Beach or mountains? Or both? For me, it's the mountains, the mountains, the mountains. Can't live without the mountains. When I left Frederick, Maryland, where I had lived for 25 years, I left the Catoctin Mountain foothills and the western Maryland mountains. Now, transplanted 650 miles away in Atlanta, I live less than an hour away from that same mountain range, which is all part of the Blue Ridge; now I live close to the southernmost tip of the Appalachian Trail, and not too far from my beloved mountains. We often get in the car on Sunday afternoons and drive north. Here's how that trip looked last weekend... I call this a recipe for slowing down. I did not even bring my notebook with me on this trip.
Jim has a gig every Sunday morning (a "steady," we call that). While he's gigging, I rummage through the kitchen -- we will be gone two days, so let's use up what's here -- and find cauliflower, potatoes, cheese. I remember a recipe I made many years ago, from the Moosewood Cookbook, find recipe, make a cauliflower/potato/cheese soup and a salad from some apples, spinach, cherry tomatoes, nuts, whatever is available and looks sincere. Eat.
Admire volunteer sunflowers growing by the mailbox. Jim is six feet, six inches tall -- haven't measured the sunflowers.
Stuff a few overnight items in a canvas bag and head out to the Family Folk-Art Reunion at Around Back at Rocky's Place in Dawsonville, Georgia, about an hour's drive from Atlanta.
Meet Roy Hinshew, who is carving this angel.
Be careful with those power tools.
Take a meandering drive north into the foothills to Dahlonega -- the site of the first gold rush in the U.S. Our destination is The Crimson Moon, our favorite long-distance dinner spot.
The food is great, but these guys are really why we come. Great musicians who jam together on Sunday afternoons at Crimson Moon. Toe tapping ensues. We let the music -- the melodies, harmonies, rhythms, and exuberance -- let it melt away the long work week.
Drive another hour north, winding up and down and around the Blue Ridge Mountains, stopping for a hello to the lake at Vogel State Park, which is smack in the middle of the mountains (scroll down to the last photo, here, for a picture of the lake, our favorite spot to swim), then we wend our way to Marble, North Carolina, where friends await our arrival...
...where the grapes are almost ripe, and where we pick blueberries as the sun rises the next morning and fold them into our breakfast pancakes.
Where we find water -- Jim's only requirement on a trip to the mountains.
This trip, it's the Nantahala River. The waterfall is thundering into a deep pool, and we don't get too close to it, because the pressure is too high. But we can admire it from a distance. What a roar!
I am... sensible.
"It's FINE, don't worry about me, I'll take some pictures."
Translation: "This water is FREEZING!"
Jim: YES IT IS! (That's not exactly what he said. It was more like HOLY BATMAN!, only that wasn't it, either.)
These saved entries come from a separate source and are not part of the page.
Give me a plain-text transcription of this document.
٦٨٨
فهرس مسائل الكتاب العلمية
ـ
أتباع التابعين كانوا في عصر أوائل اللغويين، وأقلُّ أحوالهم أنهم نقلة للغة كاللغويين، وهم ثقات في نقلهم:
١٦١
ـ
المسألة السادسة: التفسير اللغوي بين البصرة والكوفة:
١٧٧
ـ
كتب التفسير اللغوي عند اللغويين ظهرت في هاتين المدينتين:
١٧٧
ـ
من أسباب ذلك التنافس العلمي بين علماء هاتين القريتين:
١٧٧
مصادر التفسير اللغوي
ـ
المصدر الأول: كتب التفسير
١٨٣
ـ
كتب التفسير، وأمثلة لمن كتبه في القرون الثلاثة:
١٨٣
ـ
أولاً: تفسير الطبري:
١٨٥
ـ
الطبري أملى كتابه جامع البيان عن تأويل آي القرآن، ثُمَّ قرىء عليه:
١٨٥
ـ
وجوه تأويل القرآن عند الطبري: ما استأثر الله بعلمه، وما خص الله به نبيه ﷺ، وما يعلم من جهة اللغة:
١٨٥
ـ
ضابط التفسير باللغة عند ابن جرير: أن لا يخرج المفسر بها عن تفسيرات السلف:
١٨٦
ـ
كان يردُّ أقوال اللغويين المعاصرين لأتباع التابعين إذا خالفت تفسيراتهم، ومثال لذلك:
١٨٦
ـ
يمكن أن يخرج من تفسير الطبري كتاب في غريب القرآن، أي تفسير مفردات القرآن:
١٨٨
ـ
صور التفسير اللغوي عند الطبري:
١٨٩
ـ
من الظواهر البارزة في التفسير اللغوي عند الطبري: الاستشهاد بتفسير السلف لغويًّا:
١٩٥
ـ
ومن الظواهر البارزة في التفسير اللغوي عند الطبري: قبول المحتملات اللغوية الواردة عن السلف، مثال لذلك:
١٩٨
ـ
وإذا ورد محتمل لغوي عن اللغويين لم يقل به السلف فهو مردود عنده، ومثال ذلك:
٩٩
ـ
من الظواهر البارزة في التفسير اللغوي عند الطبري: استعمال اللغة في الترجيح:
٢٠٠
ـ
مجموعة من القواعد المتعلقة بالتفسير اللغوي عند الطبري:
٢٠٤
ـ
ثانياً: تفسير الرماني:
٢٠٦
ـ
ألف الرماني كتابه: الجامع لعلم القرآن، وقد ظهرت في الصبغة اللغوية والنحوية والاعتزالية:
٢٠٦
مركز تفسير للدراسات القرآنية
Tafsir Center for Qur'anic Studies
One more look around. Breathtaking beauty: The mountains, the river, the friends, the husband, still trying to take the plunge.
The picture of perseverance.
This is what I want to do with my novel. Persevere, even when the water is freezing. I don't want to stand, ankle deep in the freezing river, and take pictures. I don't want to be.... sensible.
I want to plunge in. It takes guts. Someone said it takes courage just to get up in the morning. Maybe it does. As I sit at my desk and work on this novel, I think it takes a certain kind of craziness -- is that what perseverance is? -- to make up people and stories out of whole cloth, thin air, bits and pieces of moments we have lived, the memories we have of those moments, and the meaning we assign them.
It's like looking at these mailboxes along the side of a rural road and asking, "Who lives here? What are their stories?"
That's the work I'm doing this afternoon.